“Already, we have made an historic investment in education through the economic recovery plan. We have dramatically expanded early childhood education and will continue to improve its quality, because we know that the most formative learning comes in those first years of life. We have made college affordable for nearly seven million more students. And we have provided the resources necessary to prevent painful cuts and teacher layoffs that would set back our children’s progress.
But we know that our schools don’t just need more resources. They need more reform. That is why this budget creates new incentives for teacher performance; pathways for advancement, and rewards for success. We’ll invest in innovative programs that are already helping schools meet high standards and close achievement gaps. And we will expand our commitment to charter schools.
It is our responsibility as lawmakers and educators to make this system work. But it is the responsibility of every citizen to participate in it.”
Last night, President Obama made his first State of the Union Address in which he discussed several crucial issues affecting America that he intends to work with both the House and the Senate on. In addition to the plans he outlined on our economy, health care reform, and domestic security, he also detailed some initiatives on education and school reform.
There are two distinct types of school reform. The first affects what and how the student is taught in the classroom, and is related to the school’s subject matter and teaching methods. An example would be increasing the amount of computers in the classroom, expanding concept-based mathematics programs, and stressing multicultural influences in social studies and literature. The second type affects how schools are managed and what roles teachers and administrators play, and is related to school administration and governance procedures. An example would be sharing leadership roles and increasing community involvement programs.
Even though school reform is a complex and thorough issue that has many factors at stake both on a state and national level, education reform can be started by powers from outside the school. Tutor mentor programs across the country are striving to make sure that students succeed on a daily basis. It is important for our tutors and mentors to stay informed in school policy and procedure when reform does occur. This can be simply done by asking questions and staying informed about school policies that may affect a tutor/mentor’s student both inside and outside the classroom. Don’t be intimidated by doing research about the school your tutee or mentee attends like checking out the school’s website or subscribing to the school’s newsletter.

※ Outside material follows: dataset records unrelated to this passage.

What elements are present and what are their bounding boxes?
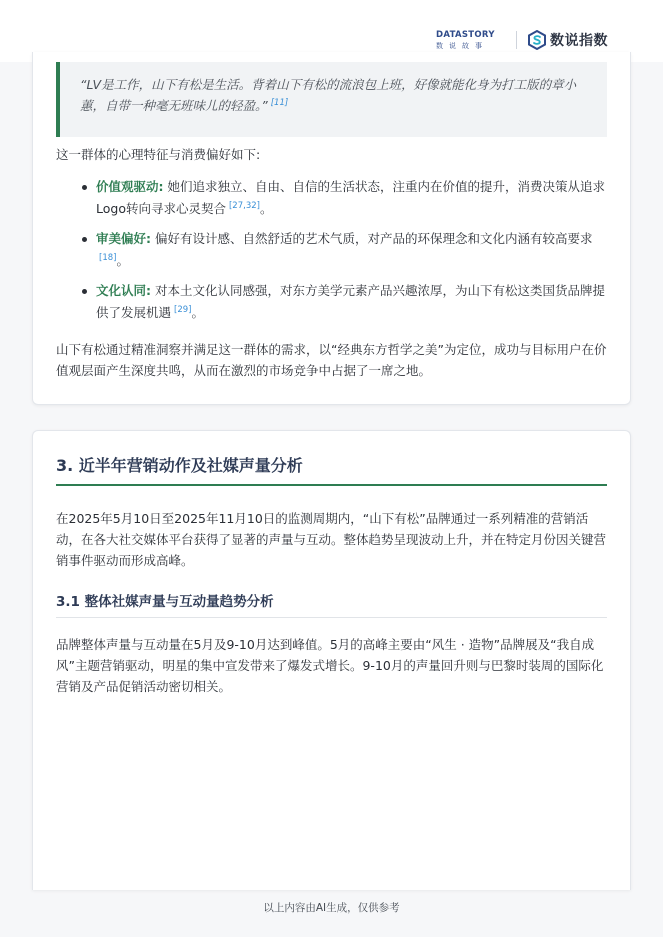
bullet-dot-icon	[82, 289, 87, 294]
trait-end: 。	[116, 253, 129, 268]
list-item	[56, 228, 609, 272]
bullet-dot-icon	[82, 185, 87, 190]
audience-traits-list	[56, 176, 609, 332]
logo-divider	[516, 31, 517, 49]
shuoshuo-index-logo	[528, 29, 608, 51]
trait-key: 文化认同:	[96, 283, 151, 298]
trait-text: 对本土文化认同感强，对东方美学元素产品兴趣浓厚，为山下有松这类国货品牌提供了发展机遇	[96, 283, 605, 320]
section-card-marketing	[32, 430, 631, 890]
datastory-logo-text: DATASTORY	[436, 30, 495, 40]
trait-end: 。	[191, 305, 204, 320]
audience-conclusion: 山下有松通过精准洞察并满足这一群体的需求，以“经典东方哲学之美”为定位，成功与目标用户在价值观层面产生深度共鸣，从而在激烈的市场竞争中占据了一席之地。	[56, 342, 607, 378]
citation-link[interactable]: [29]	[174, 304, 192, 315]
section-card-audience	[32, 52, 631, 405]
ai-disclaimer: 以上内容由AI生成，仅供参考	[263, 902, 400, 914]
user-quote-block	[56, 62, 607, 137]
subsection-title: 3.1 整体社媒声量与互动量趋势分析	[56, 594, 274, 610]
section-paragraph: 在2025年5月10日至2025年11月10日的监测周期内，“山下有松”品牌通过一系列精准的营销活动，在各大社交媒体平台获得了显著的声量与互动。整体趋势呈现波动上升，并在特定月份因关键营销事件驱动而形成高峰。	[56, 511, 607, 568]
hexagon-s-icon	[528, 30, 546, 50]
datastory-logo-cn: 数说故事	[436, 42, 488, 50]
citation-link[interactable]: [18]	[99, 252, 117, 263]
list-item	[56, 280, 609, 324]
section-title-underline	[56, 484, 607, 486]
list-item	[56, 176, 609, 220]
trait-text: 她们追求独立、自由、自信的生活状态，注重内在价值的提升，消费决策从追求Logo转向寻求心灵契合	[96, 179, 605, 216]
trait-key: 审美偏好:	[96, 231, 151, 246]
trait-key: 价值观驱动:	[96, 179, 164, 194]
section-title: 3. 近半年营销动作及社媒声量分析	[56, 456, 303, 475]
trait-end: 。	[259, 201, 273, 216]
bullet-dot-icon	[82, 237, 87, 242]
citation-link[interactable]: [11]	[270, 97, 289, 108]
subsection-divider	[56, 617, 607, 618]
citation-link[interactable]: [27,32]	[228, 200, 260, 211]
quote-text: “LV是工作，山下有松是生活。背着山下有松的流浪包上班，好像就能化身为打工版的章小蕙，自带一种毫无班味儿的轻盈。”	[80, 77, 577, 113]
audience-intro: 这一群体的心理特征与消费偏好如下:	[56, 147, 261, 162]
datastory-logo	[436, 30, 506, 51]
subsection-paragraph: 品牌整体声量与互动量在5月及9-10月达到峰值。5月的高峰主要由“风生 · 造物”品牌展及“我自成风”主题营销驱动，明星的集中宣发带来了爆发式增长。9-10月的声量回升则与巴黎时装周的国际化营销及产品促销活动密切相关。	[56, 637, 604, 694]
shuoshuo-index-logo-text: 数说指数	[550, 33, 608, 49]
trait-text: 偏好有设计感、自然舒适的艺术气质，对产品的环保理念和文化内涵有较高要求	[154, 231, 593, 246]
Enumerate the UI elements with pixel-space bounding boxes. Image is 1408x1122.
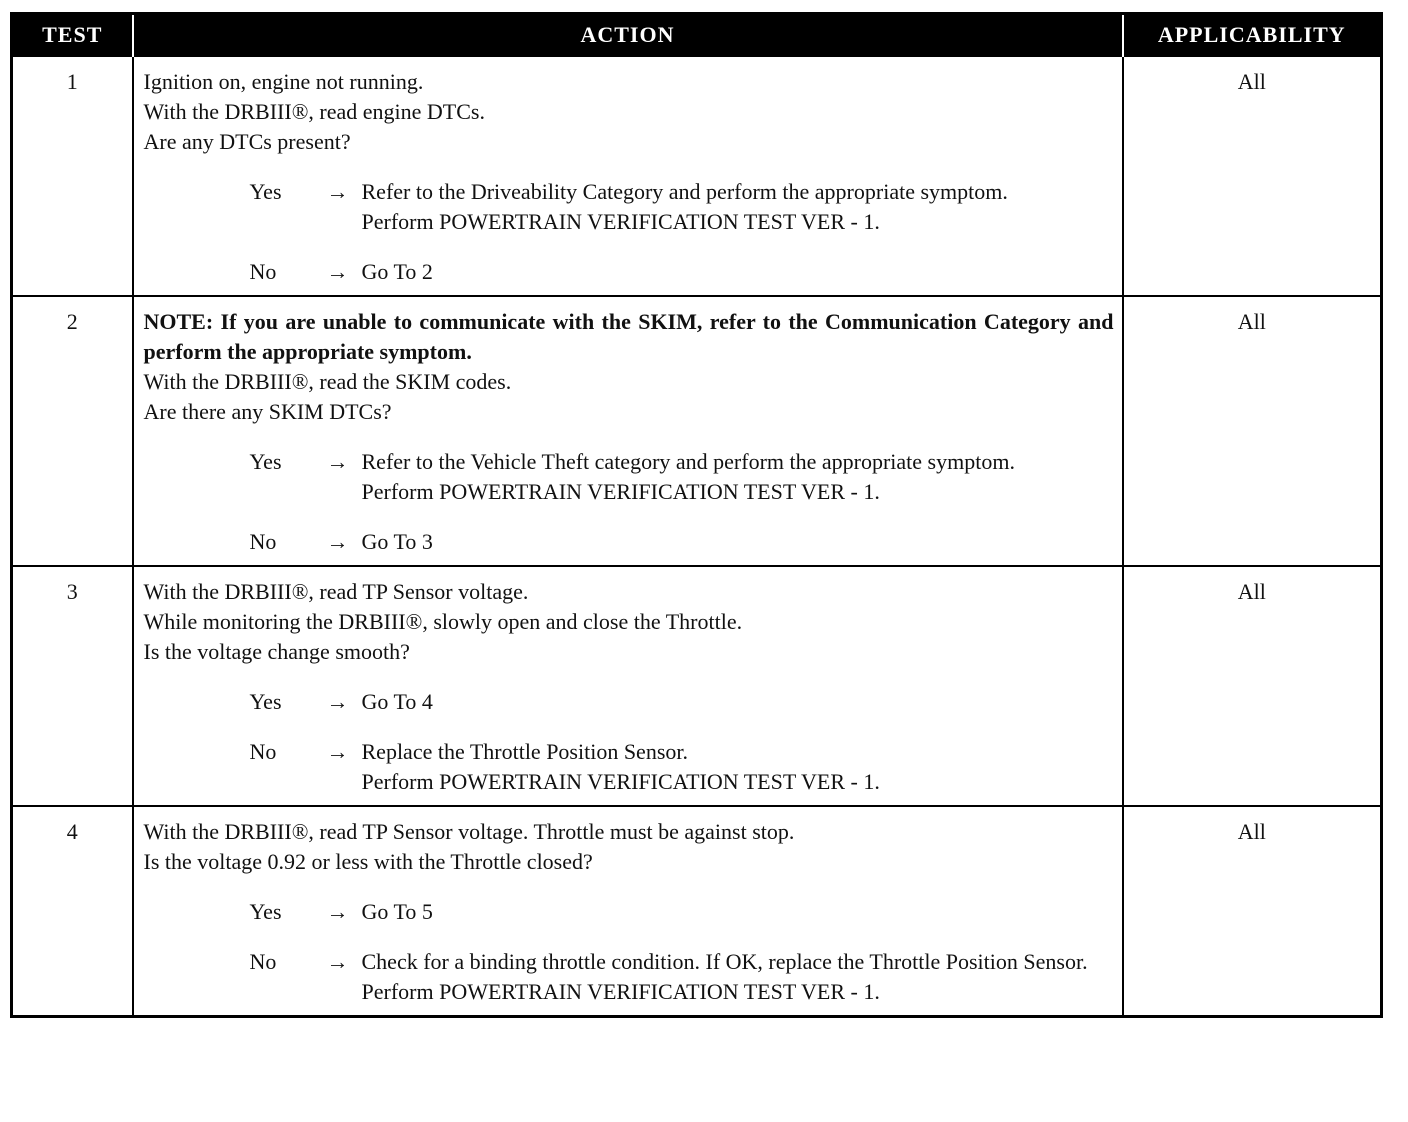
test-number: 2: [12, 296, 133, 566]
result-line: Perform POWERTRAIN VERIFICATION TEST VER - 1.: [361, 769, 880, 794]
arrow-icon: →: [326, 949, 349, 974]
action-cell: [133, 566, 1123, 806]
answer-label: No: [249, 739, 277, 764]
answer-result: [362, 897, 1114, 927]
result-line: Check for a binding throttle condition. If OK, replace the Throttle Position Sensor.: [361, 949, 1088, 974]
result-line: Go To 3: [361, 529, 433, 554]
answer-no: [250, 257, 1114, 287]
result-line: Go To 2: [361, 259, 433, 284]
action-line: Ignition on, engine not running.: [143, 69, 424, 94]
answer-yes: [250, 177, 1114, 237]
answer-yes: [250, 897, 1114, 927]
arrow-icon: →: [326, 179, 349, 204]
answer-label: No: [249, 259, 277, 284]
test-number: 3: [12, 566, 133, 806]
answer-no: [250, 527, 1114, 557]
answer-label: Yes: [249, 179, 282, 204]
action-line: While monitoring the DRBIII®, slowly open and close the Throttle.: [143, 609, 743, 634]
action-line: With the DRBIII®, read TP Sensor voltage.: [143, 579, 529, 604]
answer-label: No: [249, 529, 277, 554]
result-line: Refer to the Driveability Category and perform the appropriate symptom.: [361, 179, 1008, 204]
answer-yes: [250, 687, 1114, 717]
result-line: Refer to the Vehicle Theft category and perform the appropriate symptom.: [361, 449, 1015, 474]
applicability-value: All: [1123, 296, 1382, 566]
table-row: [12, 56, 1382, 296]
result-line: Perform POWERTRAIN VERIFICATION TEST VER - 1.: [361, 479, 880, 504]
answer-result: [362, 947, 1114, 1007]
table-header: [12, 14, 1382, 57]
answer-no: [250, 947, 1114, 1007]
test-number: 4: [12, 806, 133, 1017]
table-row: [12, 296, 1382, 566]
answer-label: Yes: [249, 689, 282, 714]
result-line: Perform POWERTRAIN VERIFICATION TEST VER - 1.: [361, 979, 880, 1004]
answer-label: Yes: [249, 449, 282, 474]
header-applicability: APPLICABILITY: [1123, 14, 1382, 57]
arrow-icon: →: [326, 689, 349, 714]
arrow-icon: →: [326, 529, 349, 554]
diagnostic-table-container: [10, 12, 1380, 1018]
applicability-value: All: [1123, 806, 1382, 1017]
answer-label: No: [249, 949, 277, 974]
answer-result: [362, 177, 1114, 237]
applicability-value: All: [1123, 566, 1382, 806]
result-line: Replace the Throttle Position Sensor.: [361, 739, 688, 764]
answer-yes: [250, 447, 1114, 507]
test-number: 1: [12, 56, 133, 296]
action-line: With the DRBIII®, read engine DTCs.: [143, 99, 485, 124]
result-line: Perform POWERTRAIN VERIFICATION TEST VER - 1.: [361, 209, 880, 234]
answer-no: [250, 737, 1114, 797]
arrow-icon: →: [326, 259, 349, 284]
table-body: [12, 56, 1382, 1017]
header-action: ACTION: [133, 14, 1123, 57]
header-test: TEST: [12, 14, 133, 57]
arrow-icon: →: [326, 449, 349, 474]
action-line: With the DRBIII®, read TP Sensor voltage. Throttle must be against stop.: [143, 819, 795, 844]
action-line: Are any DTCs present?: [143, 129, 351, 154]
action-line: Are there any SKIM DTCs?: [143, 399, 392, 424]
action-cell: [133, 296, 1123, 566]
answer-result: [362, 527, 1114, 557]
answer-label: Yes: [249, 899, 282, 924]
result-line: Go To 5: [361, 899, 433, 924]
table-row: [12, 566, 1382, 806]
action-cell: [133, 56, 1123, 296]
answer-result: [362, 257, 1114, 287]
result-line: Go To 4: [361, 689, 433, 714]
answer-result: [362, 737, 1114, 797]
arrow-icon: →: [326, 899, 349, 924]
diagnostic-test-table: [10, 12, 1383, 1018]
answer-result: [362, 447, 1114, 507]
note-text: NOTE: If you are unable to communicate with the SKIM, refer to the Communication Category and perform the appropriate symptom.: [143, 309, 1114, 364]
action-line: Is the voltage 0.92 or less with the Throttle closed?: [143, 849, 593, 874]
action-line: Is the voltage change smooth?: [143, 639, 410, 664]
table-row: [12, 806, 1382, 1017]
action-cell: [133, 806, 1123, 1017]
arrow-icon: →: [326, 739, 349, 764]
applicability-value: All: [1123, 56, 1382, 296]
answer-result: [362, 687, 1114, 717]
action-line: With the DRBIII®, read the SKIM codes.: [143, 369, 512, 394]
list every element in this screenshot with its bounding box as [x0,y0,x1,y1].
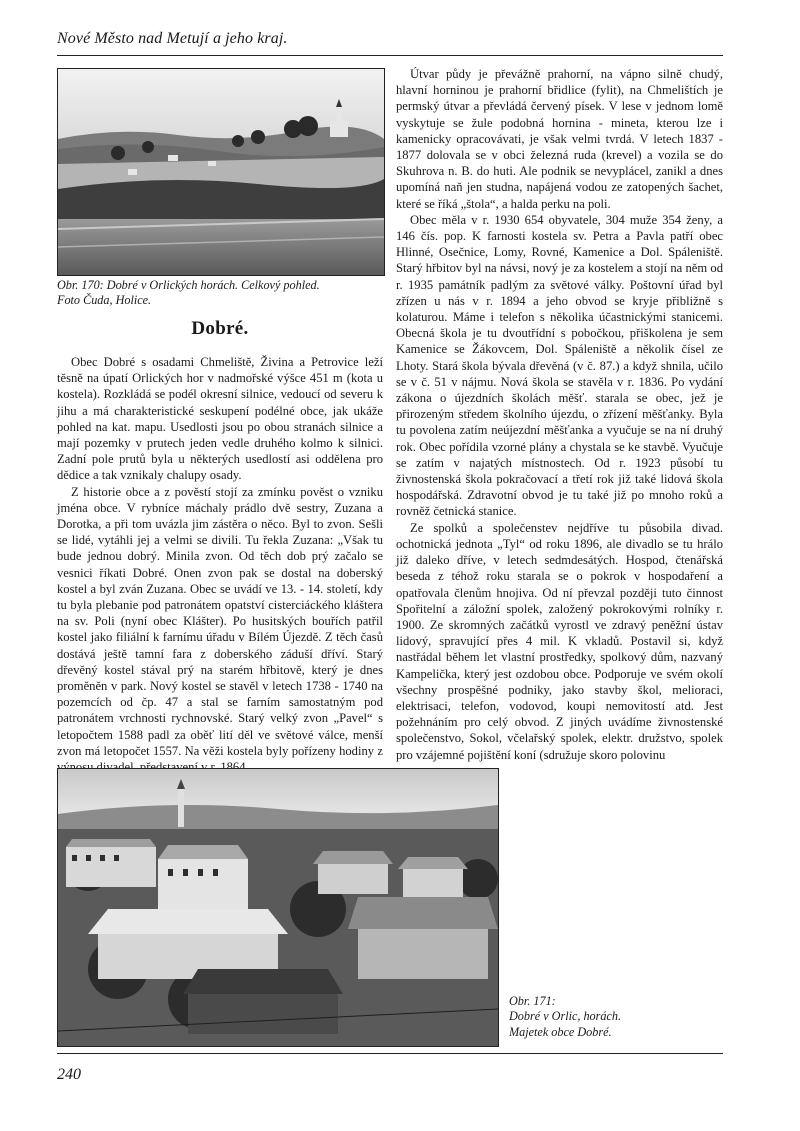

Other ways to stay informed is to take advantage of open meetings and trainings the Tutor Mentor Connection offers. The T/MC web portal has great resources, tips, and strategies for connecting with students listed on its site and blogs. Many school reforms are driven by the idea that students need to be more competitive in order to excel in college and the job market. Our schools provide the education that is needed for students to be productive in the marketplace. Emily Gunn, a fellow intern at Cabrini Connections, is working on expanding the alumni group to help re-connect past students to the program. The general focus of her blogs will be on careers, and she plans to write and link to articles on resume-building, job searching, and interview tips. The point is to share our experiences of Cabrini while also encourage both past and present students to succeed by becoming more effective in pushing our youth towards college and careers. A central goal of the Tutor Mentor Connection is to help youth go through school and enter a job career by the age of 25.
As the African proverb states, “it takes a village to raise a child”. Regardless of whether or not we have the capacity to affect school reform that is inevitable, we can still make a profound positive influence in our students’ lives.